Regular Expressions reference

J. Welsh, August 2019

Theory

An RE is a pattern that specifies a (possibly infinite) set of matching strings. The rules of interpretation answer the primary question, "does this string match this pattern?" A related question is what substring is matched by a certain part of an RE.

Rules:

Self-matching: most characters match exactly one instance of themselves.
Concatenation: if R1 matches s1 and R2 matches s2, then R1 R2 matches s1 s2.
Alternation ("or"): R1 | R2 matches those strings matched by either R1 or R2 (or both).
Kleene star ("zero or more"): R* matches a sequence of any number of substrings each matching R.
Grouping: normally the star has precedence over concatenation, which in turn has precedence over alternation; parentheses specify an explicit precedence.
- abc|def is equivalent to (abc)|(def) but not ab(c|d)ef;
- abc* is equivalent to ab(c*) but not (abc)*.

Practice

In the UNIX utilities there are two major "dialects" of RE: basic (BRE) and extended (ERE). The main difference is in the default meaning of metacharacters. In BREs, more characters are self-matching and must be preceeded by a \ (backslash escaped) to access their special meaning, whereas in EREs some of these characters have special meaning by default and must be backslash escaped to match literally. These include the | ( ) from the theory above (but not *) and those marked (ext) below; regex(7) has the details.

Matching is normally case-sensitive unless otherwise specified.

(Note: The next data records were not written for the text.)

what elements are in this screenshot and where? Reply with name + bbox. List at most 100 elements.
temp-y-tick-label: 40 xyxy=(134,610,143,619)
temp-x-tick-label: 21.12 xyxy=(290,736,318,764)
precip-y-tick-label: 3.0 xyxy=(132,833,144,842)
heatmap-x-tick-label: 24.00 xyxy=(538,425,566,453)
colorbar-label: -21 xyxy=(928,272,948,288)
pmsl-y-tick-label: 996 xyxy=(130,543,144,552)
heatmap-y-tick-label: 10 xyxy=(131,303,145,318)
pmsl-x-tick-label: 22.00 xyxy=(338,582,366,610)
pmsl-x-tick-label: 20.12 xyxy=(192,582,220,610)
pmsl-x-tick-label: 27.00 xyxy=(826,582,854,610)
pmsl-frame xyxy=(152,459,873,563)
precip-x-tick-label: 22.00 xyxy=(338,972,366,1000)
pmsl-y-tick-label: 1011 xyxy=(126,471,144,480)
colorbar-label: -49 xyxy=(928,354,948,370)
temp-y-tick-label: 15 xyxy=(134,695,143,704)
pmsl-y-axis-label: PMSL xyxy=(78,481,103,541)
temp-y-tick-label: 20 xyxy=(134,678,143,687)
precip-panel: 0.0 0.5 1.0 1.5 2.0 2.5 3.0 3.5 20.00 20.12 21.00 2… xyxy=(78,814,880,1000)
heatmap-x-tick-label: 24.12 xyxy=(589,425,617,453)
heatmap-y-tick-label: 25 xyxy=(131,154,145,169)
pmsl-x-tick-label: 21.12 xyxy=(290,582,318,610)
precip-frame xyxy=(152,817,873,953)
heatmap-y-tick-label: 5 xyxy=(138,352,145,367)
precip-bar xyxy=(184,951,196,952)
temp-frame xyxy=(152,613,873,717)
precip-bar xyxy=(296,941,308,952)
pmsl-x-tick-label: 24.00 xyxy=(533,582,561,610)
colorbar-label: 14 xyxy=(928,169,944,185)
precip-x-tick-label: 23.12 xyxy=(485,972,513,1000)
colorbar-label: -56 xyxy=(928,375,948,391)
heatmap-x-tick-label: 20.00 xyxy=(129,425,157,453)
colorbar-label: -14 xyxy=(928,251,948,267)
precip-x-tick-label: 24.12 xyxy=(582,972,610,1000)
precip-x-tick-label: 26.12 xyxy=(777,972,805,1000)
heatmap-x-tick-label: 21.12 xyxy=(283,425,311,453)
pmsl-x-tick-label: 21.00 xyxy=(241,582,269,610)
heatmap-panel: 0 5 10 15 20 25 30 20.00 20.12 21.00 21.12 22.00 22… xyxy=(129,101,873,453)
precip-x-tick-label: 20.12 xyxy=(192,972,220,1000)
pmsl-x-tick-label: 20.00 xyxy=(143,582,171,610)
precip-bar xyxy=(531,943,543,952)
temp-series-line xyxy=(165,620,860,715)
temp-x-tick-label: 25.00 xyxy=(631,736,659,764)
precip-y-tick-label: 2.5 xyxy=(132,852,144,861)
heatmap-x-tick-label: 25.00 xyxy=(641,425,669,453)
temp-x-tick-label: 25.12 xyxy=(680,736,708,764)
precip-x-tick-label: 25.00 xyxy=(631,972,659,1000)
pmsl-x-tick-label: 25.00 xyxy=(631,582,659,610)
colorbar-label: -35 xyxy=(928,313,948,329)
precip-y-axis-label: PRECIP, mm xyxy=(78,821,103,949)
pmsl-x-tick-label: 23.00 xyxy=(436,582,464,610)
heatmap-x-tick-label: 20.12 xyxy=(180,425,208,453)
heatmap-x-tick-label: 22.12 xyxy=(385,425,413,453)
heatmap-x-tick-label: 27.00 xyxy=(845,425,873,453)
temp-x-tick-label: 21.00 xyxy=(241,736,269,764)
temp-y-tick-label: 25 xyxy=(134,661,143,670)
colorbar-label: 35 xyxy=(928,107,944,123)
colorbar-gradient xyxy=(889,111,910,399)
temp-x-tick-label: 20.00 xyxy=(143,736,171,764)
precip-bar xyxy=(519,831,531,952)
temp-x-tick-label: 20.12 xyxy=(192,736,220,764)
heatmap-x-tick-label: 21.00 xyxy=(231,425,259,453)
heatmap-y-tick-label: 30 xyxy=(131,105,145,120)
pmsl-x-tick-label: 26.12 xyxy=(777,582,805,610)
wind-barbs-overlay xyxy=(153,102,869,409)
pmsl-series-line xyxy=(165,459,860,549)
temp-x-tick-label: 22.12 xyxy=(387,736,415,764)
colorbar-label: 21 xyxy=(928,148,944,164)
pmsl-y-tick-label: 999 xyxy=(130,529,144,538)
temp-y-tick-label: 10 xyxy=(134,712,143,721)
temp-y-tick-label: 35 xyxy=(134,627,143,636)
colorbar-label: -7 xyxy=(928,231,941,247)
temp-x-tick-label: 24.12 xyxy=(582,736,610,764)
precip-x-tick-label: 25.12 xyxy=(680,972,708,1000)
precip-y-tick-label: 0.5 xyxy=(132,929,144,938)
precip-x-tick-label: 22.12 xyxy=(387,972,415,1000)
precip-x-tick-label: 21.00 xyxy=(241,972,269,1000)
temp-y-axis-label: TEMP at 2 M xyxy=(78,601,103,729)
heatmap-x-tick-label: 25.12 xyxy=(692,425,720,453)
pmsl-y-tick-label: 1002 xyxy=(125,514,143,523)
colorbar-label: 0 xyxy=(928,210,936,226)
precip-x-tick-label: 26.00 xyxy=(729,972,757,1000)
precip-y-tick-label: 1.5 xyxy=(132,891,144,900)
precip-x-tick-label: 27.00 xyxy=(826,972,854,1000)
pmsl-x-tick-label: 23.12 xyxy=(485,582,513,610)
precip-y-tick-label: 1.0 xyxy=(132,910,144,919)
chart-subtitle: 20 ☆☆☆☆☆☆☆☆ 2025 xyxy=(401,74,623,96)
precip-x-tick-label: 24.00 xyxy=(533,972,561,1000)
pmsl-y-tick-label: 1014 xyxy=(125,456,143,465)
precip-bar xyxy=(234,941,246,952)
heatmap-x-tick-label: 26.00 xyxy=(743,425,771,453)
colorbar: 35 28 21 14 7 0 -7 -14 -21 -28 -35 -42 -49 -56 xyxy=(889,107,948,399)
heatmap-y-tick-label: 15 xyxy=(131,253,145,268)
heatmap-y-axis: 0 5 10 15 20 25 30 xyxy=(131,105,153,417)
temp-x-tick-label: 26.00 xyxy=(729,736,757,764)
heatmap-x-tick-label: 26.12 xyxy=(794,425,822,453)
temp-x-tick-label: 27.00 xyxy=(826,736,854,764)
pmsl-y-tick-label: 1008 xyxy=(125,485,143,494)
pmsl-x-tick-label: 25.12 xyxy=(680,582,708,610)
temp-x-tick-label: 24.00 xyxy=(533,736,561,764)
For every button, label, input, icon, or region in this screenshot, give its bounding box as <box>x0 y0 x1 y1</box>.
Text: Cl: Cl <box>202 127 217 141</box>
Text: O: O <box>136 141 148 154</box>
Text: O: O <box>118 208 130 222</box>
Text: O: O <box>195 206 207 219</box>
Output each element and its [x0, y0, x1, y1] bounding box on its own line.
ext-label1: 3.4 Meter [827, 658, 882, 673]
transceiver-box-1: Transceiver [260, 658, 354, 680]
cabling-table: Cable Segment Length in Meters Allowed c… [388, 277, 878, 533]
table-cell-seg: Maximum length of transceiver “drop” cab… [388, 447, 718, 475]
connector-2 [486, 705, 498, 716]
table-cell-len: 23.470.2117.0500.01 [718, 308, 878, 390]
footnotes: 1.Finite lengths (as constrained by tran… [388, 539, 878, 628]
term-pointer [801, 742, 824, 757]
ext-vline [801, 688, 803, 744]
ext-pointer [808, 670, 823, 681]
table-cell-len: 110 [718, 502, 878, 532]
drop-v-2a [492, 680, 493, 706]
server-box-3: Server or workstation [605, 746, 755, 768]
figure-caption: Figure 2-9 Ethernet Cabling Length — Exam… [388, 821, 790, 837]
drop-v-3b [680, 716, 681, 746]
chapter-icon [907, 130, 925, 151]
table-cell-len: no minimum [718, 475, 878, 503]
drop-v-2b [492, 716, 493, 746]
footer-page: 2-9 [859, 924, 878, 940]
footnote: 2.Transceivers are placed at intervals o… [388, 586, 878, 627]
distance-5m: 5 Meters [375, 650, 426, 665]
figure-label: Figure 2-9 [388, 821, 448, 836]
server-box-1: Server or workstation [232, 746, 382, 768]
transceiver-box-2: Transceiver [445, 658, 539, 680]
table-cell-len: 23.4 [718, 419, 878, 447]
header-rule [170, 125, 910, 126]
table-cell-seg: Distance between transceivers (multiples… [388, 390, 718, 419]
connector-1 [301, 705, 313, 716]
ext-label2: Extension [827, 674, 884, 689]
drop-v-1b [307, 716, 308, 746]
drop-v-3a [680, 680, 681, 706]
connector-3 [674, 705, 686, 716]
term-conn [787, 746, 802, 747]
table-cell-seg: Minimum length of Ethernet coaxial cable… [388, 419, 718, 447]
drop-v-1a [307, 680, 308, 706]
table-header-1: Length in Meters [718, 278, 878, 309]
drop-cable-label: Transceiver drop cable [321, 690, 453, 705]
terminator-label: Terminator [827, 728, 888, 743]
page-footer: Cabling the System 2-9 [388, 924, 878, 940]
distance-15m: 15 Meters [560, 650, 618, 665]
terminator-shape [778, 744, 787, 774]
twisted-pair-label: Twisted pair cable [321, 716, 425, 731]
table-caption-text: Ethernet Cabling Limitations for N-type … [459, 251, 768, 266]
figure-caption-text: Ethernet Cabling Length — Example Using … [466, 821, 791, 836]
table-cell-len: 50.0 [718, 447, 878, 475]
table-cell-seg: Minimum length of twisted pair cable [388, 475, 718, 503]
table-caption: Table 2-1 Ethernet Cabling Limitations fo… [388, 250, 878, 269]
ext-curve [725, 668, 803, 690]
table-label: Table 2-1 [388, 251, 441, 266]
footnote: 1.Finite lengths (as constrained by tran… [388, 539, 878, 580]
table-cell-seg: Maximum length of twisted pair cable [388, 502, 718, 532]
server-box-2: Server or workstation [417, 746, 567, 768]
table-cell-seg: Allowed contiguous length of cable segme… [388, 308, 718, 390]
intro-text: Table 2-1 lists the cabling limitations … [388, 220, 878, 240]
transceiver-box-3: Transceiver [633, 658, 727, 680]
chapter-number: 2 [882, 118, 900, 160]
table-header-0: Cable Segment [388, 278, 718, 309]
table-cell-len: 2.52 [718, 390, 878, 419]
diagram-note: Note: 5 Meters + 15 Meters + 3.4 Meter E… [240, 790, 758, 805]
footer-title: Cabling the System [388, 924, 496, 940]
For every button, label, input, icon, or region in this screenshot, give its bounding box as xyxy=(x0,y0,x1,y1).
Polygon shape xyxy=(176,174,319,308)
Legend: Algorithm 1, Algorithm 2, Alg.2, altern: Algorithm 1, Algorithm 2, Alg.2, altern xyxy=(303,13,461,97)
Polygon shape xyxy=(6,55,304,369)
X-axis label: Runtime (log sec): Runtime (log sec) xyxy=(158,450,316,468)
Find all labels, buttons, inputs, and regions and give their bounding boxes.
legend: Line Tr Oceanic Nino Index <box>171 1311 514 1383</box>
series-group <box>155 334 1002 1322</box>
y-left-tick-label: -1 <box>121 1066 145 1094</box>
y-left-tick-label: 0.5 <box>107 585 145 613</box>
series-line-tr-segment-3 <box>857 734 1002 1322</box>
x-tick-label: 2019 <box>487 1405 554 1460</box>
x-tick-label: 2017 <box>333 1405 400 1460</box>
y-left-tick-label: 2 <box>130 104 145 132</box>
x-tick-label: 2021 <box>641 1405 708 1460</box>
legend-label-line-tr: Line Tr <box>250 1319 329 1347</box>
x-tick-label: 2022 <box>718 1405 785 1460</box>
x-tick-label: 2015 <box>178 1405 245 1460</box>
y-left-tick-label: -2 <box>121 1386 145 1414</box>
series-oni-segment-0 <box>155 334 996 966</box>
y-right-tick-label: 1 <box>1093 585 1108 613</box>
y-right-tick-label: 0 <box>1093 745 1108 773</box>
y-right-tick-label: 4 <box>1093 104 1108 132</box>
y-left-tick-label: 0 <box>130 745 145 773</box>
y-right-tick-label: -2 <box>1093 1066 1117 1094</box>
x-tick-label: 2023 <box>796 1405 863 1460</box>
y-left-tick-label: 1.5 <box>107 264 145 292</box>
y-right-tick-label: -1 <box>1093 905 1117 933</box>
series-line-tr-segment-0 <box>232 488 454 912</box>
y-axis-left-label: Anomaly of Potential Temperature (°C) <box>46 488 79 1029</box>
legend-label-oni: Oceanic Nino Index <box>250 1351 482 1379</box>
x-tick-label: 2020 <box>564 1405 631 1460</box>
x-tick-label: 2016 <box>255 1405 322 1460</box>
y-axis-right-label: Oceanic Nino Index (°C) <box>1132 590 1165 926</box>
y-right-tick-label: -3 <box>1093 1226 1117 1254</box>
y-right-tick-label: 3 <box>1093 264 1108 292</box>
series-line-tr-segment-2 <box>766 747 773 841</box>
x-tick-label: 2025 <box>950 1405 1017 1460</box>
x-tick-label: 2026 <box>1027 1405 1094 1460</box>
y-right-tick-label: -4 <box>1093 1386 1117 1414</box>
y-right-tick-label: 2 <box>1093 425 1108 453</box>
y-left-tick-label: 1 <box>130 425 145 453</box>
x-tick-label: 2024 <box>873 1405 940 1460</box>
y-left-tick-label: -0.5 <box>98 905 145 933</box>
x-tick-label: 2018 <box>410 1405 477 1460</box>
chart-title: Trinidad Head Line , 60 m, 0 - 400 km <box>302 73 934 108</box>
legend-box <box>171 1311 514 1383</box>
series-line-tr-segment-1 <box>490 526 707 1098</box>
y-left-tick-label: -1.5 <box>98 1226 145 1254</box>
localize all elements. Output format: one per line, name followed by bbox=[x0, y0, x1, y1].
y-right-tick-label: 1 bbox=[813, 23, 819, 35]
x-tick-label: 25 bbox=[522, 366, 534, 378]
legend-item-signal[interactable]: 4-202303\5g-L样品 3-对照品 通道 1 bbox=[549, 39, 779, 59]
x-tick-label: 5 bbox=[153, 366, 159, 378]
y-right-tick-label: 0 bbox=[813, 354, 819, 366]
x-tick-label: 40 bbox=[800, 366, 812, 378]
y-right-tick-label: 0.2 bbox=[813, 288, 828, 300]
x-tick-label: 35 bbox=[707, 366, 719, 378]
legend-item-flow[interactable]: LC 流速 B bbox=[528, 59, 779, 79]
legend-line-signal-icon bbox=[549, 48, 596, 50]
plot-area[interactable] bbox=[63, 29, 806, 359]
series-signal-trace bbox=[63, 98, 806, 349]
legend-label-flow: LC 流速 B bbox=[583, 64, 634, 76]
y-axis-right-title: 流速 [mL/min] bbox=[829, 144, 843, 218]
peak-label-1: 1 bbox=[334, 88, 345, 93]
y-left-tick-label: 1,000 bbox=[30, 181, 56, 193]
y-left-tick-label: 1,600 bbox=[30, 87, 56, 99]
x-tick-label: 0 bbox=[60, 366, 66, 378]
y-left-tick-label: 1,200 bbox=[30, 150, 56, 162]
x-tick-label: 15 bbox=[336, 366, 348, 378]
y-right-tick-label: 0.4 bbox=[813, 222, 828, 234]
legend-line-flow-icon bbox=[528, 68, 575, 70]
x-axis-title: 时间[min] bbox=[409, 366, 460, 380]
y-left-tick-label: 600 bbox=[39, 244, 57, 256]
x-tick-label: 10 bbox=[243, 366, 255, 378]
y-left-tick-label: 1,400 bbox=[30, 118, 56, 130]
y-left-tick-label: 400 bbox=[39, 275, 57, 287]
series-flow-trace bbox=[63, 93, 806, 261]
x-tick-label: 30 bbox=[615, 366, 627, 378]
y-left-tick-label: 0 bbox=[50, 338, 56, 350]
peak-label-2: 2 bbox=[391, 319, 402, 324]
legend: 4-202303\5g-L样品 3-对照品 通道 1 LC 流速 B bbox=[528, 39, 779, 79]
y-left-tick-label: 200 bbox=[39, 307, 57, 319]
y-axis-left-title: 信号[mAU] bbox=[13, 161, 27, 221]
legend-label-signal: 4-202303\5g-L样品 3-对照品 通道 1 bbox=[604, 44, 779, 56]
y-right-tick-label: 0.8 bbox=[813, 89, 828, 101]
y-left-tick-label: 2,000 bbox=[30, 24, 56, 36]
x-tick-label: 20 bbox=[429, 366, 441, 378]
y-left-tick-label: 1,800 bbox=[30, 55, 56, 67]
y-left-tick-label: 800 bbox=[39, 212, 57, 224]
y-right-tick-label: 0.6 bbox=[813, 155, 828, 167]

Various practical shorthands are available:

Wildcard: . matches any one character.
Classes
- [abc] matches any one of the enclosed characters (eqv. (a|b|c));
- Complement: [^abc] matches any one character other than the enclosed;
- Ranges: [A-Z], [A-Za-z0-9]
Line anchoring: ^start ... end$
Quantifiers (variants on *)
- "One or more": + (ext)
- "Zero or one": ? (ext)
- "Between N and M": {N,M} (and variants) (ext)

Programs supporting RE include:

grep
grep -i (case insensitive)
egrep or grep -E (ERE mode)
The search command / in less and vim
The "stream editor" sed
sed -r (ERE mode)
awk

Additionally, many programming languages come with RE matching engines, e.g. C, Python, Perl; the latter with its own extended dialect.